Talking about the Soviet aesthetic, there weren't brand names in the Soviet Union. A grocery store was simply called "Produktovij Magazin" -- "Grocery Store." A restaurant was "Restoran" or a "Stolovaya" -- "Cafeteria." A bath house was called simply "Banya" -- "Baths." If there was more than one restaurant in a city, they would be numbered: "Restoran N1," "Restoran N2," etc. In Sochi this is still very much so. The first thing I noticed across the street from my hotel (a contemporary construction by a Western chain) was a "Stolovaya" and a "Konditerskaya" (Pastries) across the street. A downtown bookstore is simply labeled "Knigi" -- "Books." The attractions that do have names, are named (by pre- or post- Soviet settlers) after other places: Park "Riviera," Cafe "White Nights." There's a general sense that changes of the new, post-Soviet era, came to Sochi much later than they did to Moscow and St. Petersburg (contemporary Russia, after all, takes after the Soviet Union in that all decisions and changes are usually transmitted from Moscow out to the peripheries), and that they are coming now, with the Olympic Games, in the proportion never seen before.

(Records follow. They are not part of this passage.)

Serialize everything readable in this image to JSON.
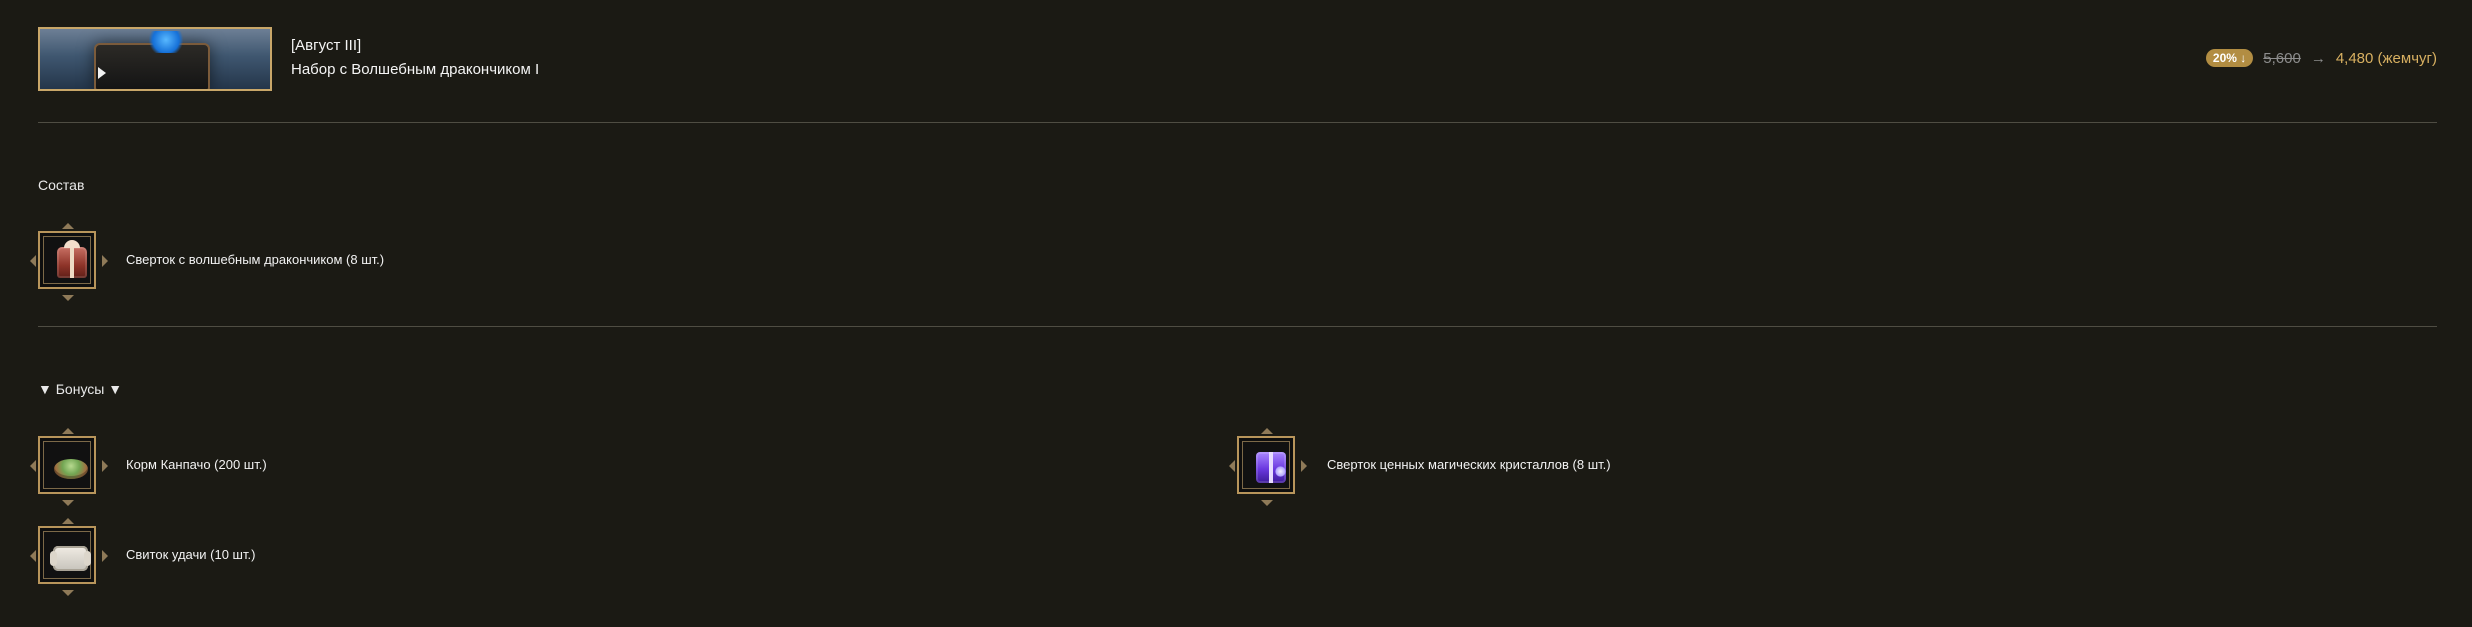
{
  "header": {
    "banner_name": "package-banner",
    "title_line1": "[Август III]",
    "title_line2": "Набор с Волшебным дракончиком I",
    "discount_badge": "20% ↓",
    "old_price": "5,600",
    "arrow": "→",
    "new_price": "4,480 (жемчуг)"
  },
  "composition": {
    "title": "Состав",
    "items": [
      {
        "label": "Сверток с волшебным дракончиком (8 шт.)",
        "icon": "red-gift-box-icon"
      }
    ]
  },
  "bonuses": {
    "title": "▼ Бонусы ▼",
    "items": [
      {
        "label": "Корм Канпачо (200 шт.)",
        "icon": "kanpacho-food-icon"
      },
      {
        "label": "Сверток ценных магических кристаллов (8 шт.)",
        "icon": "purple-crystal-gift-icon"
      },
      {
        "label": "Свиток удачи (10 шт.)",
        "icon": "luck-scroll-icon"
      }
    ]
  },
  "colors": {
    "background": "#1b1a14",
    "accent_gold": "#d8b061",
    "discount_badge": "#b28d42",
    "frame_gold": "#b8955b",
    "divider": "#4f4d43"
  }
}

Upon closer examination, the "Konditerskaya" across the street from the hotel sells goods produced by a local pastry factory that does have a name, "Kaskad" -- "Cascade." (This is another peculiarity of the Soviet labels -- when things do have them, they are very arbitrary). I've tried to Google this factory, but came up with nothing. I'm quite sure though they have been in business since the 1960s or 1970s, because the pastries I tasted are very much like the delicacies from my childhood. Long waffle rolls stuffed with baked sweet condensed milk. Choux pastry with scalded creme. Eclairs. Quality eclairs are very hard to find in this world.